Euro and pound resume decline

Eurozone

The euro resumed its selloff on Monday, finding no reason to resume corrective growth. The softer than expected results of the ECB meeting led to the fact that the difference in the monetary policies of the ECB and the Fed becomes even more pronounced. While the Fed is targeting markets for higher rate growth rates, the ECB does not plan the first rate increase earlier in the summer of 2019, and most likely in December 2019, that is, after about a year and a half.

This difference in hikes reflects the state of the two economies. The Fed raises macroeconomic forecasts, the ECB is forced to seek explanations for a slowdown in economic activity in the conditions of ultra-soft policy. Moreover, at a press conference, Mario Draghi did not rule out the possibility of an even weaker economic growth in the eurozone and stressed that at any time, it is possible to resume the asset repurchase program. Such sentiment did not support the euro.

Today, the ECB forum starts, which will last three days, where a number of leaders of the world central banks are expected to speak. As no important macroeconomic publications are expected this week, attention will be directed both to the comments of Mario Draghi, who will speak at the forum three times, and to the growing threat of the deployment of trade wars between the US and its trading partners.

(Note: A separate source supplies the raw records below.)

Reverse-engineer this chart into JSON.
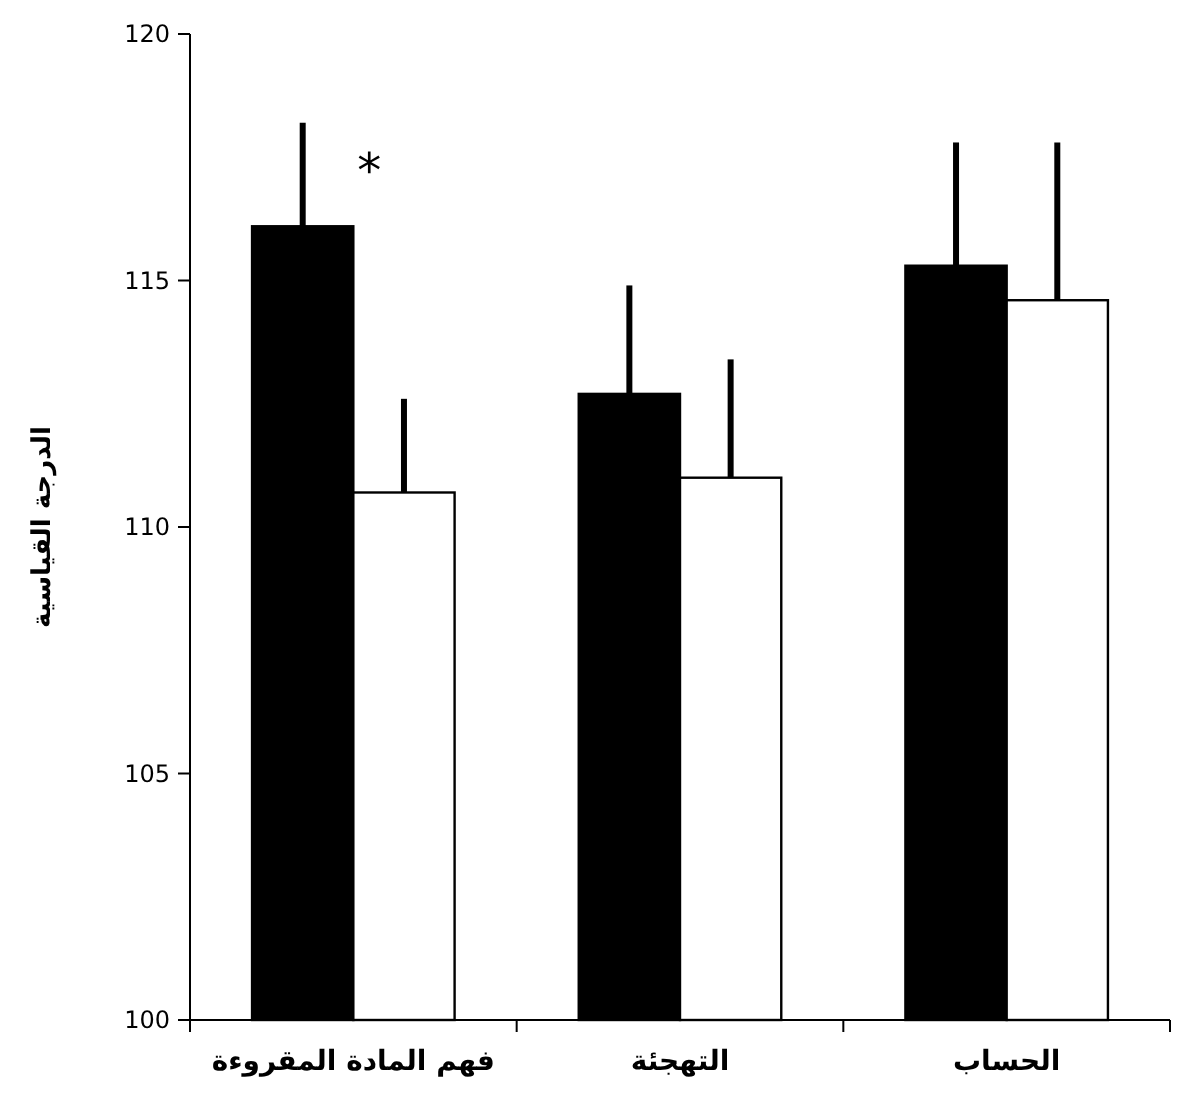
{
  "chart_data": {
    "type": "bar",
    "ylabel": "الدرجة القياسية",
    "categories": [
      "فهم المادة المقروءة",
      "التهجئة",
      "الحساب"
    ],
    "series": [
      {
        "color": "#000000",
        "values": [
          116.1,
          112.7,
          115.3
        ],
        "errors": [
          [
            116.1,
            118.2
          ],
          [
            112.7,
            114.9
          ],
          [
            115.3,
            117.8
          ]
        ]
      },
      {
        "color": "#ffffff",
        "values": [
          110.7,
          111.0,
          114.6
        ],
        "errors": [
          [
            110.7,
            112.6
          ],
          [
            111.0,
            113.4
          ],
          [
            114.6,
            117.8
          ]
        ]
      }
    ],
    "ylim": [
      100,
      120
    ],
    "yticks": [
      100,
      105,
      110,
      115,
      120
    ],
    "annotations": [
      "*"
    ],
    "grid": false
  }
}
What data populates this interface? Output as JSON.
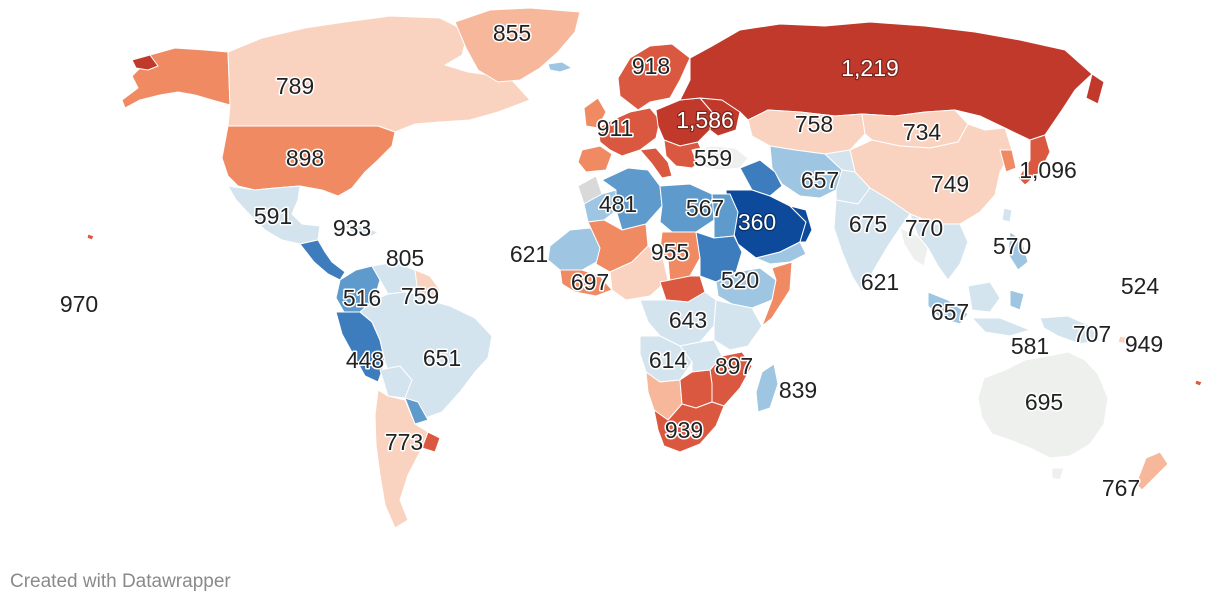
{
  "footer": {
    "credit": "Created with Datawrapper"
  },
  "colors": {
    "dark_red": "#c0392b",
    "red": "#d9583f",
    "orange": "#f08a63",
    "light_orange": "#f6b79a",
    "peach": "#f9d3bf",
    "neutral": "#eef0ed",
    "pale_blue": "#d4e4ef",
    "light_blue": "#9ec5e2",
    "blue": "#5e9acb",
    "mid_blue": "#3d7dbd",
    "dark_blue": "#0d4a9b",
    "grey": "#d9d9d9",
    "ocean": "#ffffff"
  },
  "labels": [
    {
      "id": "greenland",
      "text": "855"
    },
    {
      "id": "canada",
      "text": "789"
    },
    {
      "id": "usa",
      "text": "898"
    },
    {
      "id": "mexico",
      "text": "591"
    },
    {
      "id": "cuba",
      "text": "933"
    },
    {
      "id": "venezuela",
      "text": "805"
    },
    {
      "id": "guyana",
      "text": "759"
    },
    {
      "id": "colombia",
      "text": "516"
    },
    {
      "id": "peru",
      "text": "448"
    },
    {
      "id": "brazil",
      "text": "651"
    },
    {
      "id": "argentina",
      "text": "773"
    },
    {
      "id": "hawaii",
      "text": "970"
    },
    {
      "id": "scandinavia",
      "text": "918"
    },
    {
      "id": "western-europe",
      "text": "911"
    },
    {
      "id": "eastern-europe",
      "text": "1,586"
    },
    {
      "id": "russia",
      "text": "1,219"
    },
    {
      "id": "kazakhstan",
      "text": "758"
    },
    {
      "id": "mongolia",
      "text": "734"
    },
    {
      "id": "china",
      "text": "749"
    },
    {
      "id": "japan",
      "text": "1,096"
    },
    {
      "id": "turkey",
      "text": "559"
    },
    {
      "id": "iran",
      "text": "657"
    },
    {
      "id": "saudi-arabia",
      "text": "360"
    },
    {
      "id": "egypt",
      "text": "567"
    },
    {
      "id": "algeria",
      "text": "481"
    },
    {
      "id": "west-africa",
      "text": "621"
    },
    {
      "id": "mali",
      "text": "697"
    },
    {
      "id": "chad",
      "text": "955"
    },
    {
      "id": "ethiopia",
      "text": "520"
    },
    {
      "id": "congo",
      "text": "643"
    },
    {
      "id": "angola",
      "text": "614"
    },
    {
      "id": "mozambique",
      "text": "897"
    },
    {
      "id": "madagascar",
      "text": "839"
    },
    {
      "id": "south-africa",
      "text": "939"
    },
    {
      "id": "india",
      "text": "675"
    },
    {
      "id": "bangladesh",
      "text": "770"
    },
    {
      "id": "philippines",
      "text": "570"
    },
    {
      "id": "sri-lanka",
      "text": "621"
    },
    {
      "id": "indonesia",
      "text": "657"
    },
    {
      "id": "timor",
      "text": "581"
    },
    {
      "id": "papua",
      "text": "707"
    },
    {
      "id": "micronesia",
      "text": "524"
    },
    {
      "id": "solomon",
      "text": "949"
    },
    {
      "id": "australia",
      "text": "695"
    },
    {
      "id": "new-zealand",
      "text": "767"
    }
  ]
}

In these conditions, markets are expected to decline, the threat of collapse of stock markets and prices for commodities is growing, the euro is under pressure. The euro may fall to 1.1350 in the next couple of days, there is no reason to resume growth.

United Kingdom

The most important event for the pound this week will be the meeting of the Bank of England on Thursday, June 21. The rate increase is not expected before December, and therefore the focus will be on the accompanying minutes.

After the May meeting, at which it was decided to leave the interest rate level unchanged, it turned out that inflation has decreased slightly, and the unemployment rate had risen, and even good data on retail sales in May, showing growth to 3.9% year-on-year, do not give reason to assume that the purchasing activity of the population is sufficient to resume economic growth and inflation.

The situation with Brexit will get more attention closer to the EU summit on June 28-29, currently the pound reacts more to external factors than to internal ones. The pound may update the local low from May 29, falling below 1.32, but a deeper decline is still in doubt.

Oil

Oil has updated the two-month low against the background of the general strengthening of the dollar across the entire spectrum of the market and the wave of speculation about the future increase in OPEC+ production. The decline, however, was shallow, since OPEC + is likely to exert all efforts to ensure that the fluctuations in quotations were insignificant. The main task of OPEC + is to ensure that oil prices get rid of excessive volatility at a level that suits both producers and consumers. On Friday, OPEC + will open its next meeting, the markets assume that the current agreement will remain in place until the end of the year, and the expansion of production will be slow and will begin no earlier than next year.

Brent may decline in the coming days to 70.70 dollars per barrel. as part of the correction, but the overall trend will continue to grow.